Because of the sisters' ministry at St. Charles Borromeo Church in Philadelphia, parishioners still visit the sisters every September for prayer, lunch and lots of conversation as they have since 1977.

"We never forget them and they never forget us," said Sandy Dawes, a parishioner who organizes the annual busload of fall visitors.

"Those sisters were so good," she said. They taught in the school and religious education program — and helped children and families in need. "Parishioners are just very fond of the sisters," she said. "They're true role models."

Faith base

The Mission Helpers no longer call their headquarters a motherhouse, but it continues to bring together people of faith, according to Cornell.

The center is home to the Asylee Women's Enterprise, a support group for women waiting to apply for asylum, and the P. Francis Murphy Initiative for Peace and Justice. The Order of Malta, a lay religious order, also meets there and other groups come for retreats or conferences.

Seven Mission Helpers live there, along with four Franciscan sisters, four Asylee women and a layperson.

Mass is offered every day in the Blessed Sacrament Chapel, with Saturday evening Masses in the main chapel drawing members of the surrounding area.

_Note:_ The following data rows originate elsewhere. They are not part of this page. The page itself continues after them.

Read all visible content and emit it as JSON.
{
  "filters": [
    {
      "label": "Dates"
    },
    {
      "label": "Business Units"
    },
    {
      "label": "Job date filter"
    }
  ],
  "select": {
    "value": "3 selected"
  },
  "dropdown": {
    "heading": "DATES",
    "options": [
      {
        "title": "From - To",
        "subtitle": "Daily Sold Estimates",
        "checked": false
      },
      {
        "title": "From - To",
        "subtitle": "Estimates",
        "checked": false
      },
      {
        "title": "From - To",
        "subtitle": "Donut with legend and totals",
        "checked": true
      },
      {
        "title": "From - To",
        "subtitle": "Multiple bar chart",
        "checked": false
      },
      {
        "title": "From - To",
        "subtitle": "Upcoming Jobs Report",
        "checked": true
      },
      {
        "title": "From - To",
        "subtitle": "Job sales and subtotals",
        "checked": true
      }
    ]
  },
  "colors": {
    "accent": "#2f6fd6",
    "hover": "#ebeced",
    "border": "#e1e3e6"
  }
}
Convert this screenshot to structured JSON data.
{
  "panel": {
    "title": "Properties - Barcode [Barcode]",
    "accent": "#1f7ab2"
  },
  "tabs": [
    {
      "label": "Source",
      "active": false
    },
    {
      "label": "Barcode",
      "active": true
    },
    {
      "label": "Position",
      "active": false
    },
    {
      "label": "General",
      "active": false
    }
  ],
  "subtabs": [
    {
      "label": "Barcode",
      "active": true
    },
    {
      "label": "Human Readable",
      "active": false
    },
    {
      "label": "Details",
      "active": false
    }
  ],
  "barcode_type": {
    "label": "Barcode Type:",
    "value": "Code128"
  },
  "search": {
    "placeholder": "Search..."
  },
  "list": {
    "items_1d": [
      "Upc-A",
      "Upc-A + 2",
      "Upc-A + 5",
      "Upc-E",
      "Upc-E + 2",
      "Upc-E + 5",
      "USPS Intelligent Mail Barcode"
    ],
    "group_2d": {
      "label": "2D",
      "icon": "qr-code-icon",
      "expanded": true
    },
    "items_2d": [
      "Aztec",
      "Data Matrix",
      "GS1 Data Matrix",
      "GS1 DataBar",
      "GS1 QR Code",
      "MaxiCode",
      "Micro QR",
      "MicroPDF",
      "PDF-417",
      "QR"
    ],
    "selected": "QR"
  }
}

Yet the day is coming, when the center may close, Cornell said. Already on the market for four years, the sisters are contemplating where they will gather as a congregation once a sale is finalized. "We know we have to sell our building," Cornell said. "Wherever we go we'll be doing God's work."

"They know us just by our [charisma]," said Frey. "It's a thread that goes through us, giving off sparks. They are divine sparks that we catch for each other."